Real Estate Law

And Then There Was LEED v4

By George M. Nicholos, Associate, Vandeventer Black LLP

U.S. Green Building Council Inc., (USGBC) recently rolled out LEED version 4 (LEED v4) of the Leadership and Environmental Design (LEED) green building rating system. LEED v4 was originally referred to as LEED 2012, but delays during the public commentary period necessitated the change to LEED v4. USGBC has authorized the Green Building Certification Institute (GBCI) to approve LEED certification for buildings under LEED 2009 or LEED v4 up until June 1, 2015. After that date, buildings may only be certified under LEED v4. LEED participants should be alerted to significant changes in LEED v4.

Participants in LEED projects should take care to note that biggest changes from LEED 2009 to LEED v4 are in the area of accountability. LEED v4 incorporates measures for material transparency, which requires a better understanding of the products used in a building and where the respective components in the materials come from. LEED v4 requires detailed environmental product declarations (EPD), healthy product declarations (HPD), and lifecycle assessments (LCA). In an attempt to curb criticism of “greenwashing,” which are projects that claimed to be green when they really only met a minimal level of certification in prior versions of LEED, LEED v4 introduces new prerequisite requirements for objective metering and requirements for the recording of building energy and water consumption. As a means of furthering integrated design, LEED v4 awards credit for an earlier convening of the design / construction team. LEED v4 also addresses new market sections including data centers, warehouses, distribution centers, hospitality facilities, and existing schools, retail and mid-rise residential projects.

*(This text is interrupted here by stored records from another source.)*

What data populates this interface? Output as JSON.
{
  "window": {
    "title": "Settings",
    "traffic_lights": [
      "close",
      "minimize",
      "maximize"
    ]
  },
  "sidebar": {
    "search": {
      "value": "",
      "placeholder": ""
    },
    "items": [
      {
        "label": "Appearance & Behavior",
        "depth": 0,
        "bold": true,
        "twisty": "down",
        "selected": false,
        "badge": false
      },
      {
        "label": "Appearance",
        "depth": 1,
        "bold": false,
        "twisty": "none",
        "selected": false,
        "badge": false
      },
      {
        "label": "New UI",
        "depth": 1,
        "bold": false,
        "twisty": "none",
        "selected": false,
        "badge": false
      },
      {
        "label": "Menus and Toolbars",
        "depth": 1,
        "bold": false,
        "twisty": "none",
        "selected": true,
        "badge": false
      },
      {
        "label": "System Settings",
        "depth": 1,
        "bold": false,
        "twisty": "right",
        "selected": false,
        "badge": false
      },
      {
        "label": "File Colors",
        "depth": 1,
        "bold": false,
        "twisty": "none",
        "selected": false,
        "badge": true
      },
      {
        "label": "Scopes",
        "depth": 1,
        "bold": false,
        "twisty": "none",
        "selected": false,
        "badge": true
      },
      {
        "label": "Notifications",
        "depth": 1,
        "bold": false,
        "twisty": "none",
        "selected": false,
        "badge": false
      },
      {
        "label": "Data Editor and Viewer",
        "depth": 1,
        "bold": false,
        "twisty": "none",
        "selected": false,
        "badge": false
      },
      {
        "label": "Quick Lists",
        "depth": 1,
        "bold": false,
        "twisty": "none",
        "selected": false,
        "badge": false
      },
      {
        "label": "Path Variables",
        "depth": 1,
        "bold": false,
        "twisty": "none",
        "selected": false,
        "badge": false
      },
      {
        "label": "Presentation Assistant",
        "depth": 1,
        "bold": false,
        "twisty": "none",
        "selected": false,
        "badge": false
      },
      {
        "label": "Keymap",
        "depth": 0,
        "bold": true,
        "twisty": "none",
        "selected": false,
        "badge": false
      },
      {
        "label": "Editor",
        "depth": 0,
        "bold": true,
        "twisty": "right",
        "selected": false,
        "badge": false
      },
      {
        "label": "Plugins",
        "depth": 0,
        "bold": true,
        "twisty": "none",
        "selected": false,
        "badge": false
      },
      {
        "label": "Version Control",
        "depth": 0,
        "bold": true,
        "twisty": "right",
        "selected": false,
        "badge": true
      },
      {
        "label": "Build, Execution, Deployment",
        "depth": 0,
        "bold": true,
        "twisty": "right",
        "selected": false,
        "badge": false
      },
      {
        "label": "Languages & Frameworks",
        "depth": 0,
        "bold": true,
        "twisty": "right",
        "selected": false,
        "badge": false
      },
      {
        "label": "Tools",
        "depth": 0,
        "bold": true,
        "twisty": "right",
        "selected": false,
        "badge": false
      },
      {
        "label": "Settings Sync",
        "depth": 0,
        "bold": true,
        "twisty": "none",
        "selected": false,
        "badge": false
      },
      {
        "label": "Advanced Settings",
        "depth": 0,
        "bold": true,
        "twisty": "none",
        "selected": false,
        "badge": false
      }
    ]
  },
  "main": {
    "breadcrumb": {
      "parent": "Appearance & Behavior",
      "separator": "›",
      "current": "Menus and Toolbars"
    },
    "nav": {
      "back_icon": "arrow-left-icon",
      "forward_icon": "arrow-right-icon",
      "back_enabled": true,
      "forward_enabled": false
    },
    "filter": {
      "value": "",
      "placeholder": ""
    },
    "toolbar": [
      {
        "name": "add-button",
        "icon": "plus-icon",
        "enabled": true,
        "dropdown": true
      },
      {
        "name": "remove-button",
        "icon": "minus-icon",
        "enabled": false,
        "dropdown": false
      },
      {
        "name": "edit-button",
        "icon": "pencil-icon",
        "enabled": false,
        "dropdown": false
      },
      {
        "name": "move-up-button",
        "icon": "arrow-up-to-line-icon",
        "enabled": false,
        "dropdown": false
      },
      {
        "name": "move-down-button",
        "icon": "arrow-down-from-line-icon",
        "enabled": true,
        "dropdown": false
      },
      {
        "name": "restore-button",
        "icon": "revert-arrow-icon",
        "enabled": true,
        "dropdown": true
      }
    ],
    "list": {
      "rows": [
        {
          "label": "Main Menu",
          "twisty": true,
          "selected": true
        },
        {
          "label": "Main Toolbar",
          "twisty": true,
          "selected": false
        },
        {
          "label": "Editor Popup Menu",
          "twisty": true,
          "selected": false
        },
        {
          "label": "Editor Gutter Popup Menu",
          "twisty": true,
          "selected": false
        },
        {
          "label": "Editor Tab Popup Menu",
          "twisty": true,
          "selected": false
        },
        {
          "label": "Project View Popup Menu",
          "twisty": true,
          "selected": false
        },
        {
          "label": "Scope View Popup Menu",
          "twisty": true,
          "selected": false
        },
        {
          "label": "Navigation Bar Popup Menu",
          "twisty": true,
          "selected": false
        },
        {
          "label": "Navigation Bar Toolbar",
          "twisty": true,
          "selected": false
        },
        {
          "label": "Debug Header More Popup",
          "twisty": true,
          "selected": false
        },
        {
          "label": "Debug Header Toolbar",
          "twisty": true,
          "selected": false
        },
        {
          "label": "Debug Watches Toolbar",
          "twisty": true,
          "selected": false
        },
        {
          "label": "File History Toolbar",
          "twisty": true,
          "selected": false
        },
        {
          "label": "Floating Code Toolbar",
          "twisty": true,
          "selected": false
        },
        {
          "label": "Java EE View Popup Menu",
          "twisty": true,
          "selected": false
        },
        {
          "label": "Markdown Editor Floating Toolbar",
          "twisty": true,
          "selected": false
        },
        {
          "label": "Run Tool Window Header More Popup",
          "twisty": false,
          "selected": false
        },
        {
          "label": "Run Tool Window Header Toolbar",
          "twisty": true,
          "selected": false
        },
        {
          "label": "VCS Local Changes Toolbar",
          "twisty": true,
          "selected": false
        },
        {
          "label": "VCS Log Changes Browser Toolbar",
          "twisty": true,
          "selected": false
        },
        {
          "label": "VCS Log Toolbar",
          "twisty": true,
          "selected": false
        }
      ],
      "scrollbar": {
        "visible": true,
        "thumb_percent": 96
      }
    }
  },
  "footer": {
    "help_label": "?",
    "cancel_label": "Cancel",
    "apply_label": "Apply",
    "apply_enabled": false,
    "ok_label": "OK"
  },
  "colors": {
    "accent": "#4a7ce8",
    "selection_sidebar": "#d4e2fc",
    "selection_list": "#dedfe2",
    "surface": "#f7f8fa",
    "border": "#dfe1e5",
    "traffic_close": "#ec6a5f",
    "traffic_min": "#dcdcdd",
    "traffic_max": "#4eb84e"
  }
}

As with prior versions of LEED, Owners, Contractors, Subcontractors, Design Professionals and other LEED project participants are urged to clearly specify project LEED responsibilities and limitations in their contracts. LEED certification participants should avoid making any express promises regarding future performance of LEED projects or guarantee that the project will obtain and maintain a particular LEED certification, but rather should endeavor to perform services in a manner sufficient to assure that the project receives the LEED level of certification intended. These measures are necessary to minimize a participant’s liability in the event that projected LEED results are ultimately not achieved or maintained. These precautions are increasingly more important with the incorporation of more rigorous performance and accountability based requirements in LEED v4.

These articles are meant to bring awareness to these topics and are not intended to be used as legal advice.